Pesquisa do Ibope Inteligência mostra que 52% dos internautas brasileiros seguem influenciadores digitais em redes sociais, e 50% afirma que se sente influenciada em relação aos produtos que essas personalidades indicam nas plataformas. O levantamento também mostra o crescimento da utilização de redes sociais pelos brasileiros de 2017 para 2019, foram 38 milhões de pessoas a mais que passaram a utilizar as plataformas, as mulheres estão à frente nesse mercado. Entre os entrevistados, 59% afirmam seguir mulheres influenciadoras e 44% dizem acompanhar homens. A faixa etária do público dos digitais influencers são, em sua maioria é de 16 a 24 anos. Logo após vêm os grupos de 25 a 34 anos e de 35 a 54 anos. Em relação ao poder financeiro dos internautas, quem mais acompanha influenciadores se enquadra nas classes B e A. O alcance dos influencers é menor entre internautas da classe C.
Também é válido citar casos de atitudes preconceituosas de “youtubers“, que podem contribuir para a construção do caráter do jovem. Houveram casos que certas piadas foram consideradas racistas e repercutiram negativamente na mídia. Comportamentos como esse são inaceitáveis, pois reforçam estereótipos e distorcem a visão de mundo dos jovens, confirmando a ideia de adorno, que a cultura de massa não apenas nos torna menos inteligente, mas também incapazes de agir moralmente.

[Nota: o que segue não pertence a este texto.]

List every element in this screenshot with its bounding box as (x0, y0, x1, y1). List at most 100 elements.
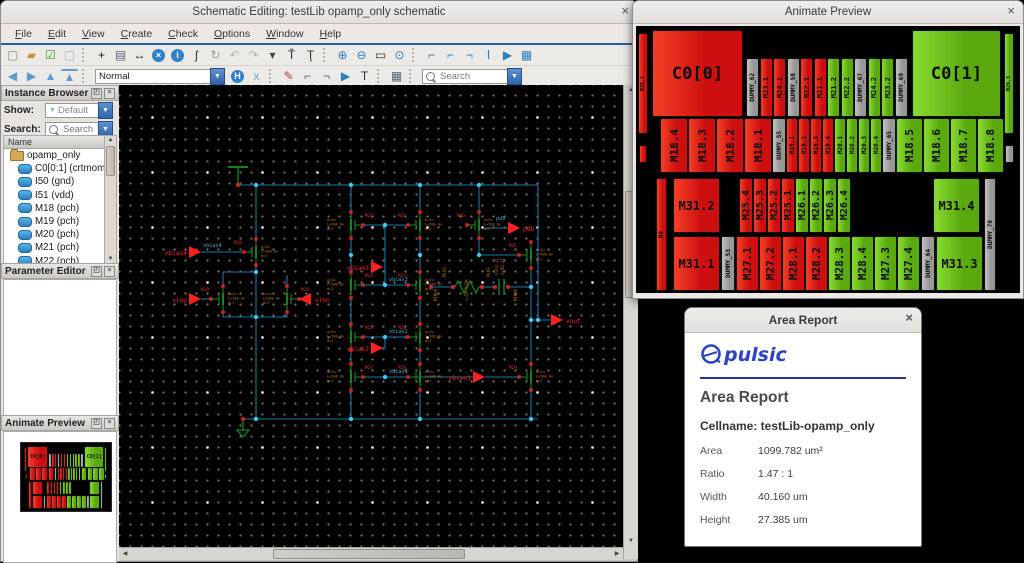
layout-block-M29.1[interactable]: M29.1 (638, 33, 648, 134)
layout-block-M24.1[interactable]: M24.1 (773, 58, 786, 117)
grid-icon[interactable]: ▦ (388, 68, 405, 84)
layout-block-M18.8[interactable]: M18.8 (977, 118, 1004, 173)
menu-window[interactable]: Window (258, 26, 311, 42)
edit-flag-icon[interactable]: ▶ (337, 68, 354, 84)
schematic-canvas[interactable]: M18w=5uL=500.0nm=2M19w=5uL=500.0nm=2M20w… (119, 85, 623, 547)
scroll-up-icon[interactable]: ▲ (105, 136, 116, 145)
layout-block-DUMMY_58[interactable]: DUMMY_58 (787, 58, 800, 117)
layout-block-M31.2[interactable]: M31.2 (673, 178, 720, 233)
layout-block-M28.4[interactable]: M28.4 (851, 236, 874, 291)
menu-view[interactable]: View (74, 26, 113, 42)
undo-icon[interactable]: ↶ (226, 47, 243, 63)
layout-block-R0[interactable] (28, 481, 31, 509)
horizontal-scrollbar[interactable]: ◀ ▶ (119, 547, 623, 560)
chevron-down-icon[interactable]: ▼ (210, 68, 225, 85)
mini-layout-preview[interactable]: C0[0]C0[1] (20, 442, 112, 512)
tree-item[interactable]: I50 (gnd) (4, 175, 116, 188)
tree-scrollbar[interactable]: ▲ ▼ (104, 136, 116, 264)
panel-close-icon[interactable]: × (104, 88, 115, 99)
more-icon[interactable]: ▾ (264, 47, 281, 63)
zoom-fit-icon[interactable]: ▭ (372, 47, 389, 63)
layout-block-M23.2[interactable]: M23.2 (881, 58, 894, 117)
move-icon[interactable]: + (93, 47, 110, 63)
tree-item[interactable]: M19 (pch) (4, 215, 116, 228)
layout-block-DUMMY_70[interactable]: DUMMY_70 (984, 178, 996, 291)
info-icon[interactable]: i (171, 49, 184, 62)
layout-block-DUMMY_65[interactable]: DUMMY_65 (882, 118, 896, 173)
layout-block-M20.1[interactable]: M20.1 (834, 118, 846, 173)
layout-block-M31.4[interactable]: M31.4 (933, 178, 980, 233)
layout-block-M18.7[interactable]: M18.7 (950, 118, 977, 173)
layout-block-M26.4[interactable] (68, 481, 72, 495)
layout-block-M31.3[interactable] (89, 495, 100, 509)
layout-block-M21.1[interactable]: M21.1 (814, 58, 827, 117)
menu-file[interactable]: File (7, 26, 40, 42)
tree-item[interactable]: C0[0:1] (crtmom_... (4, 162, 116, 175)
layout-block-M31.1[interactable]: M31.1 (673, 236, 720, 291)
layout-block-M31.3[interactable]: M31.3 (936, 236, 983, 291)
layout-block-DUMMY_69[interactable]: DUMMY_69 (895, 58, 908, 117)
clear-view-icon[interactable]: x (248, 68, 265, 84)
layout-block-M26.2[interactable]: M26.2 (809, 178, 823, 233)
panel-float-icon[interactable]: ◰ (91, 266, 102, 277)
layout-block-M18.3[interactable]: M18.3 (688, 118, 716, 173)
layout-block-M29.3[interactable]: M29.3 (1004, 33, 1014, 134)
instance-browser-header[interactable]: Instance Browser ◰ × (1, 85, 119, 101)
panel-float-icon[interactable]: ◰ (91, 418, 102, 429)
tree-item[interactable]: I51 (vdd) (4, 189, 116, 202)
zoom-out-icon[interactable]: ⊖ (353, 47, 370, 63)
back-icon[interactable]: ◀ (4, 68, 21, 84)
layout-block-M22.1[interactable]: M22.1 (800, 58, 813, 117)
layout-block-M26.3[interactable]: M26.3 (823, 178, 837, 233)
tree-item[interactable]: M20 (pch) (4, 228, 116, 241)
bus-icon[interactable]: Ⅰ (480, 47, 497, 63)
probe-icon[interactable]: ʃ (188, 47, 205, 63)
port-arrow-vbias1[interactable] (473, 371, 485, 383)
animate-preview-header[interactable]: Animate Preview ◰ × (1, 415, 119, 431)
panel-close-icon[interactable]: × (104, 266, 115, 277)
redo-icon[interactable]: ↷ (245, 47, 262, 63)
toolbar-search-input[interactable] (438, 70, 504, 83)
layout-block-DUMMY_64[interactable]: DUMMY_64 (921, 236, 935, 291)
properties-icon[interactable]: ▤ (112, 47, 129, 63)
port-arrow-pdb[interactable] (508, 222, 520, 234)
layout-block-M31.2[interactable] (32, 481, 43, 495)
port-arrow-vbias4[interactable] (189, 246, 201, 258)
layout-block-M26.4[interactable]: M26.4 (837, 178, 851, 233)
layout-block-M28.1[interactable]: M28.1 (782, 236, 805, 291)
layout-block-M18.2[interactable]: M18.2 (716, 118, 744, 173)
layout-block-M31.4[interactable] (89, 481, 100, 495)
layout-block-M18.6[interactable]: M18.6 (923, 118, 950, 173)
close-icon[interactable]: × (905, 310, 913, 325)
open-folder-icon[interactable]: ▰ (23, 47, 40, 63)
layout-block-DUMMY_70[interactable] (100, 481, 103, 509)
route-icon[interactable]: ⌐ (423, 47, 440, 63)
layout-block-M21.2[interactable]: M21.2 (827, 58, 840, 117)
menu-help[interactable]: Help (312, 26, 350, 42)
layout-block[interactable] (1005, 145, 1014, 163)
layout-block-M25.1[interactable]: M25.1 (781, 178, 795, 233)
layout-block-M18.8[interactable] (98, 467, 105, 481)
layout-block-M24.2[interactable]: M24.2 (868, 58, 881, 117)
layout-block-M31.1[interactable] (32, 495, 43, 509)
refresh-icon[interactable]: ↻ (207, 47, 224, 63)
stretch-icon[interactable]: ↔ (131, 47, 148, 63)
menu-options[interactable]: Options (206, 26, 258, 42)
zoom-in-icon[interactable]: ⊕ (334, 47, 351, 63)
up-icon[interactable]: ▲ (42, 68, 59, 84)
text-raise-icon[interactable]: Ť (283, 47, 300, 63)
layout-block-M25.4[interactable]: M25.4 (739, 178, 753, 233)
close-icon[interactable]: × (621, 3, 629, 18)
toolbar-search-combo[interactable]: ▼ (422, 69, 522, 84)
layout-block-M19.2[interactable]: M19.2 (798, 118, 810, 173)
layout-block-DUMMY_67[interactable]: DUMMY_67 (854, 58, 867, 117)
edit-route2-icon[interactable]: ¬ (318, 68, 335, 84)
layout-block-M19.3[interactable]: M19.3 (810, 118, 822, 173)
layout-block-DUMMY_55[interactable]: DUMMY_55 (772, 118, 786, 173)
port-arrow-vout[interactable] (551, 314, 563, 326)
new-file-icon[interactable]: ▢ (4, 47, 21, 63)
layout-block-M19.4[interactable]: M19.4 (822, 118, 834, 173)
layout-block-M25.2[interactable]: M25.2 (767, 178, 781, 233)
tree-item[interactable]: M18 (pch) (4, 202, 116, 215)
flag-icon[interactable]: ▶ (499, 47, 516, 63)
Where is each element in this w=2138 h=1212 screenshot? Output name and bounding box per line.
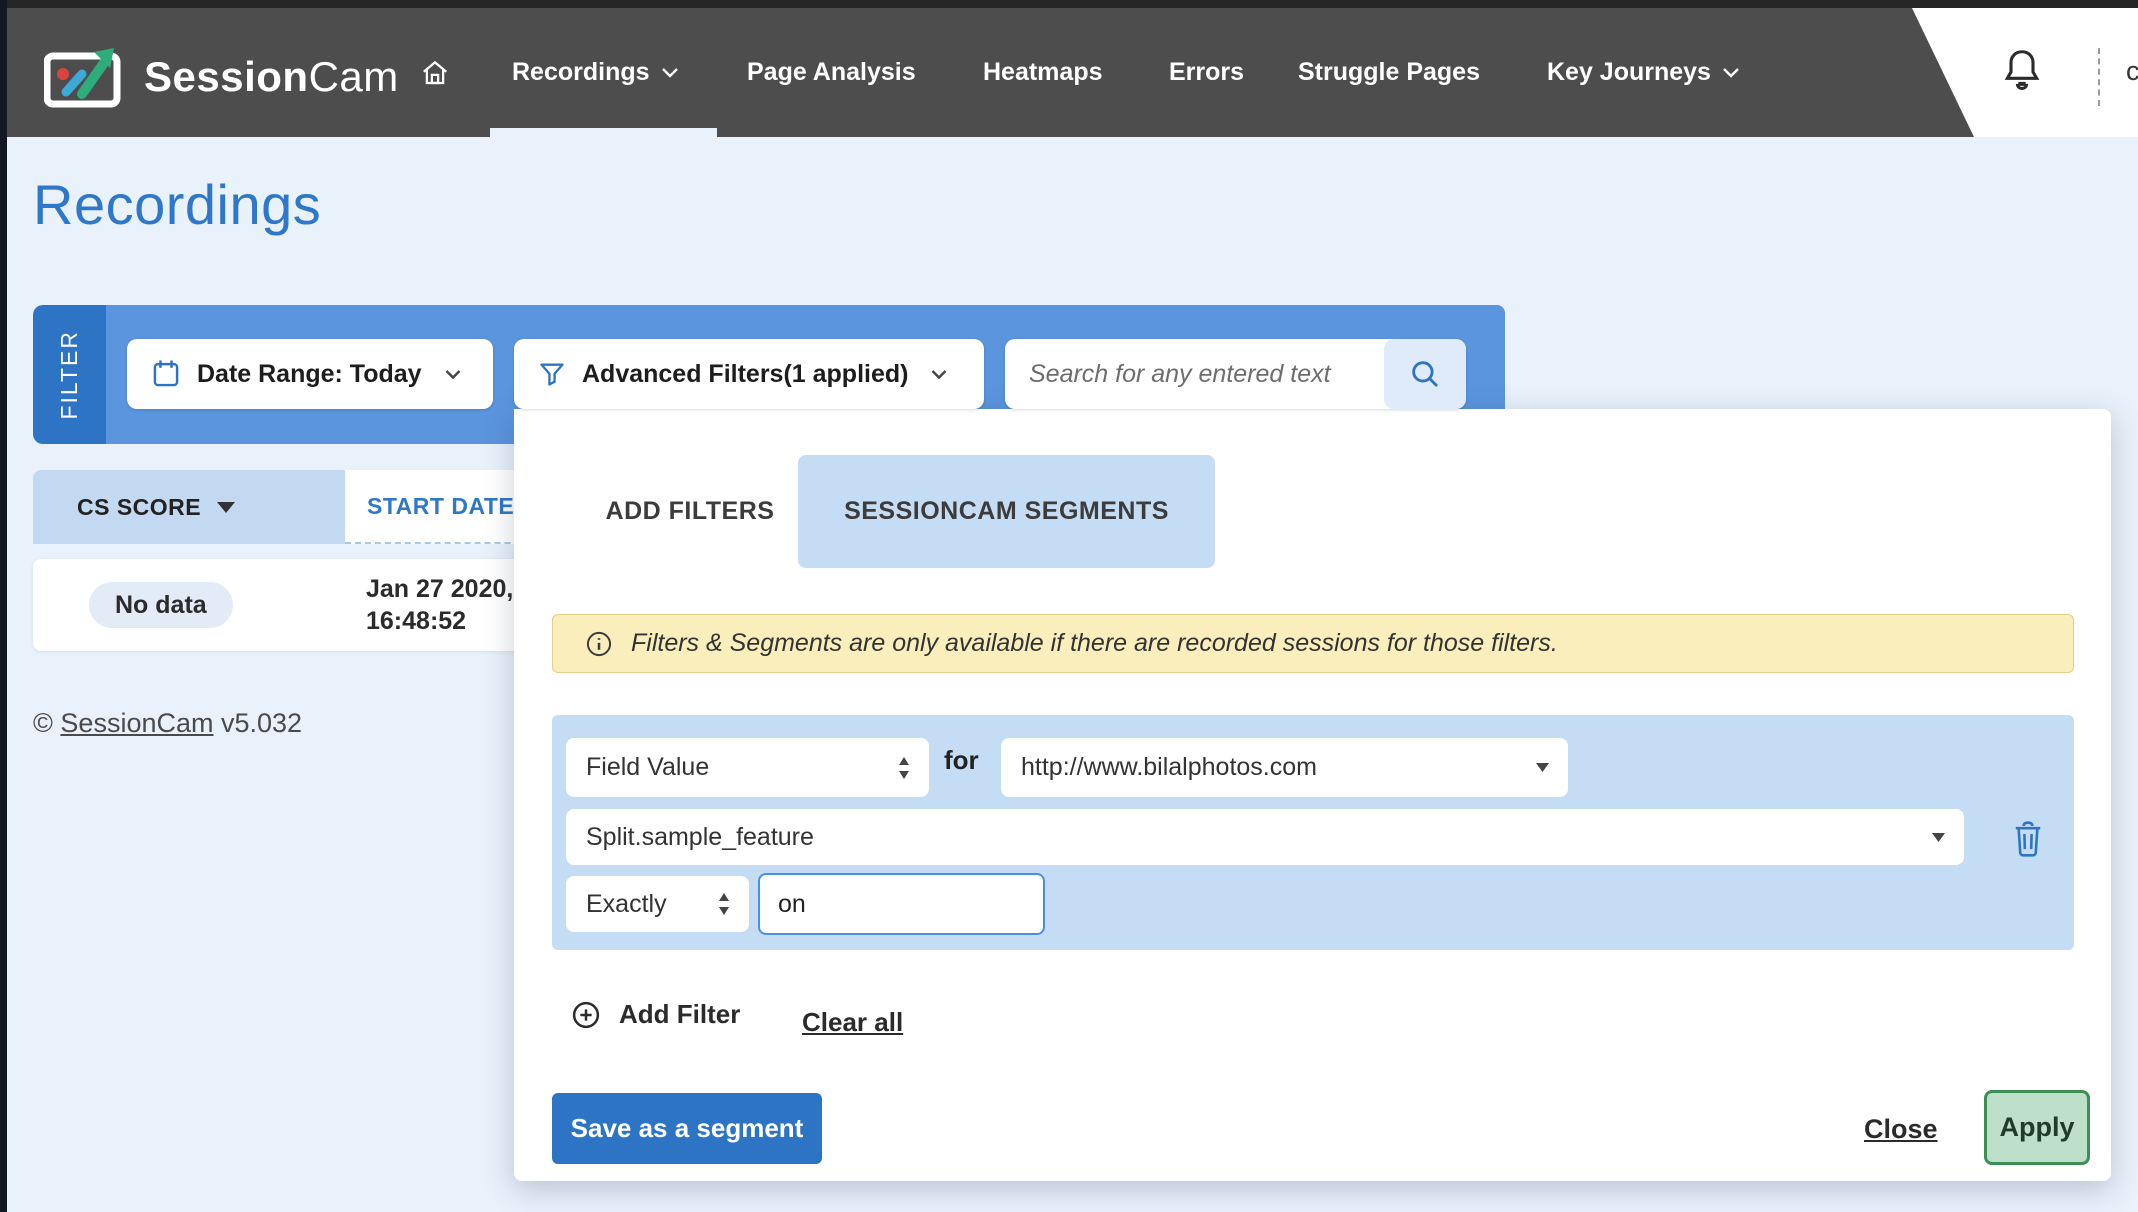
brand-name-bold: Session	[144, 53, 309, 100]
close-link[interactable]: Close	[1864, 1114, 1938, 1145]
active-nav-indicator	[490, 128, 717, 137]
chevron-down-icon	[660, 66, 680, 80]
search-box	[1005, 339, 1466, 409]
cs-score-value: No data	[115, 591, 207, 620]
nav-item-page-analysis[interactable]: Page Analysis	[747, 8, 916, 137]
operator-select[interactable]: Exactly	[566, 876, 749, 932]
circle-plus-icon	[571, 1000, 601, 1030]
page-title: Recordings	[33, 172, 321, 237]
chevron-down-icon	[444, 368, 462, 381]
nav-item-label: Struggle Pages	[1298, 58, 1480, 87]
select-spinner-icon	[897, 755, 911, 781]
chevron-down-icon	[1721, 66, 1741, 80]
footer-version: v5.032	[221, 708, 302, 738]
nav-item-key-journeys[interactable]: Key Journeys	[1547, 8, 1741, 137]
advanced-filters-button[interactable]: Advanced Filters(1 applied)	[514, 339, 984, 409]
window-top-edge	[0, 0, 2138, 8]
brand-logo[interactable]: SessionCam	[44, 44, 399, 110]
chevron-down-icon	[930, 368, 948, 381]
nav-item-recordings[interactable]: Recordings	[512, 8, 680, 137]
search-input[interactable]	[1005, 339, 1384, 409]
field-name-select[interactable]: Split.sample_feature	[566, 809, 1964, 865]
dropdown-arrow-icon	[1535, 762, 1550, 773]
brand-name: SessionCam	[144, 53, 399, 101]
cs-score-header-label: CS SCORE	[77, 494, 201, 521]
for-label: for	[944, 745, 979, 776]
tab-add-filters-label: ADD FILTERS	[606, 497, 775, 526]
nav-home[interactable]	[420, 8, 450, 137]
nav-item-label: Key Journeys	[1547, 58, 1711, 87]
footer: © SessionCam v5.032	[33, 708, 302, 739]
clear-all-link[interactable]: Clear all	[802, 1007, 903, 1038]
delete-filter-button[interactable]	[2008, 819, 2048, 859]
add-filter-button[interactable]: Add Filter	[571, 999, 740, 1030]
field-type-value: Field Value	[586, 753, 709, 782]
field-name-value: Split.sample_feature	[586, 823, 814, 852]
filter-tab-label: FILTER	[56, 330, 83, 420]
copyright-symbol: ©	[33, 708, 53, 738]
start-date-value: Jan 27 2020, 16:48:52	[366, 573, 513, 637]
site-value: http://www.bilalphotos.com	[1021, 753, 1317, 782]
funnel-icon	[538, 360, 566, 388]
tab-sessioncam-segments[interactable]: SESSIONCAM SEGMENTS	[798, 455, 1215, 568]
dropdown-arrow-icon	[1931, 832, 1946, 843]
trash-icon	[2012, 821, 2044, 857]
nav-item-heatmaps[interactable]: Heatmaps	[983, 8, 1103, 137]
window-left-edge	[0, 0, 7, 1212]
nav-item-errors[interactable]: Errors	[1169, 8, 1244, 137]
nav-item-label: Page Analysis	[747, 58, 916, 87]
column-header-cs-score[interactable]: CS SCORE	[33, 470, 345, 544]
apply-button[interactable]: Apply	[1984, 1090, 2090, 1165]
notifications-button[interactable]	[2000, 46, 2044, 96]
field-type-select[interactable]: Field Value	[566, 738, 929, 797]
operator-value: Exactly	[586, 890, 667, 919]
notice-text: Filters & Segments are only available if…	[631, 629, 1558, 658]
advanced-filters-panel: ADD FILTERS SESSIONCAM SEGMENTS Filters …	[514, 409, 2111, 1181]
nav-item-label: Recordings	[512, 58, 650, 87]
tab-add-filters[interactable]: ADD FILTERS	[580, 455, 800, 568]
filter-value-input[interactable]	[758, 873, 1045, 935]
sort-desc-icon	[217, 502, 235, 513]
nav-divider	[2098, 48, 2100, 106]
nav-item-label: Heatmaps	[983, 58, 1103, 87]
date-range-button[interactable]: Date Range: Today	[127, 339, 493, 409]
start-date-line1: Jan 27 2020,	[366, 573, 513, 605]
date-range-label: Date Range: Today	[197, 360, 422, 389]
advanced-filters-label: Advanced Filters(1 applied)	[582, 360, 908, 389]
partial-account-text: c	[2126, 56, 2138, 87]
calendar-icon	[151, 358, 181, 390]
start-date-line2: 16:48:52	[366, 605, 513, 637]
nav-item-struggle-pages[interactable]: Struggle Pages	[1298, 8, 1480, 137]
filter-tab[interactable]: FILTER	[33, 305, 106, 444]
notice-banner: Filters & Segments are only available if…	[552, 614, 2074, 673]
brand-name-light: Cam	[309, 53, 399, 100]
info-icon	[585, 630, 613, 658]
top-nav: SessionCam Recordings Page Analysis Heat…	[0, 0, 2138, 137]
tab-segments-label: SESSIONCAM SEGMENTS	[844, 497, 1169, 526]
filter-condition-box: Field Value for http://www.bilalphotos.c…	[552, 715, 2074, 950]
search-icon	[1408, 357, 1442, 391]
cs-score-badge: No data	[89, 582, 233, 628]
app-window: SessionCam Recordings Page Analysis Heat…	[0, 0, 2138, 1212]
save-segment-button[interactable]: Save as a segment	[552, 1093, 822, 1164]
footer-brand-link[interactable]: SessionCam	[60, 708, 213, 738]
search-button[interactable]	[1384, 339, 1466, 409]
sessioncam-logo-icon	[44, 44, 130, 110]
start-date-header-label: START DATE	[367, 493, 514, 520]
add-filter-label: Add Filter	[619, 999, 740, 1030]
nav-right-cutout: c	[1900, 0, 2138, 137]
nav-item-label: Errors	[1169, 58, 1244, 87]
select-spinner-icon	[717, 891, 731, 917]
home-icon	[420, 58, 450, 88]
site-select[interactable]: http://www.bilalphotos.com	[1001, 738, 1568, 797]
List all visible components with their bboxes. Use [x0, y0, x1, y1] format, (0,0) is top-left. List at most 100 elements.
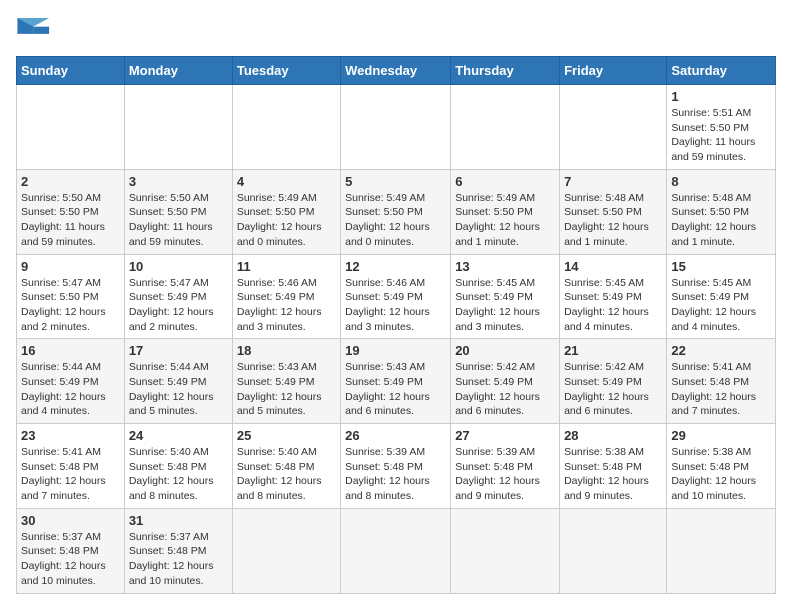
day-number: 2 — [21, 174, 120, 189]
day-info: Sunrise: 5:49 AM Sunset: 5:50 PM Dayligh… — [237, 191, 336, 250]
day-cell: 19 Sunrise: 5:43 AM Sunset: 5:49 PM Dayli… — [341, 339, 451, 424]
day-number: 11 — [237, 259, 336, 274]
day-cell: 26Sunrise: 5:39 AM Sunset: 5:48 PM Dayli… — [341, 424, 451, 509]
day-cell: 20Sunrise: 5:42 AM Sunset: 5:49 PM Dayli… — [451, 339, 560, 424]
day-number: 4 — [237, 174, 336, 189]
day-number: 1 — [671, 89, 771, 104]
day-info: Sunrise: 5:38 AM Sunset: 5:48 PM Dayligh… — [671, 445, 771, 504]
day-info: Sunrise: 5:42 AM Sunset: 5:49 PM Dayligh… — [455, 360, 555, 419]
day-info: Sunrise: 5:43 AM Sunset: 5:49 PM Dayligh… — [345, 360, 446, 419]
day-cell: 11 Sunrise: 5:46 AM Sunset: 5:49 PM Dayli… — [232, 254, 340, 339]
day-info: Sunrise: 5:49 AM Sunset: 5:50 PM Dayligh… — [345, 191, 446, 250]
day-cell: 24Sunrise: 5:40 AM Sunset: 5:48 PM Dayli… — [124, 424, 232, 509]
day-number: 22 — [671, 343, 771, 358]
day-cell — [667, 508, 776, 593]
day-info: Sunrise: 5:50 AM Sunset: 5:50 PM Dayligh… — [129, 191, 228, 250]
day-number: 21 — [564, 343, 662, 358]
day-info: Sunrise: 5:43 AM Sunset: 5:49 PM Dayligh… — [237, 360, 336, 419]
week-row-0: 1 Sunrise: 5:51 AM Sunset: 5:50 PM Daylig… — [17, 85, 776, 170]
day-cell — [232, 508, 340, 593]
week-row-1: 2 Sunrise: 5:50 AM Sunset: 5:50 PM Daylig… — [17, 169, 776, 254]
day-number: 16 — [21, 343, 120, 358]
day-number: 27 — [455, 428, 555, 443]
day-info: Sunrise: 5:39 AM Sunset: 5:48 PM Dayligh… — [455, 445, 555, 504]
day-cell: 1 Sunrise: 5:51 AM Sunset: 5:50 PM Daylig… — [667, 85, 776, 170]
day-number: 3 — [129, 174, 228, 189]
day-number: 23 — [21, 428, 120, 443]
day-cell — [451, 85, 560, 170]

Portanto, que os influenciadores digitais têm poder de persuadir e inspirar o comportamento dos jovens brasileiros, apresentando conteúdos impróprios para algumas idades, então é importante que eles adéquem o conteúdo de acordo com a idade das pessoas que acompanham eles nas mídias sociais. Por isso, cabe ao governo criar regulamentações sobre tal trabalho, que tem como objetivo regulamentar as atividades trabalhistas, seja em relação aos direitos do trabalhador como também em suas obrigações, podemos usar de exemplo, situações em que crianças se viciaram em jogos de azar, pois foram iludidos pelos influencers. Os pais também poderiam acompanhar o que os filhos veem nas mídias sociais. E então, espera-se com isso desenvolver nos jovens uma inteligência emocional que permita fazer escolhas e julgamentos criteriosos, afastados da “indústria cultural“.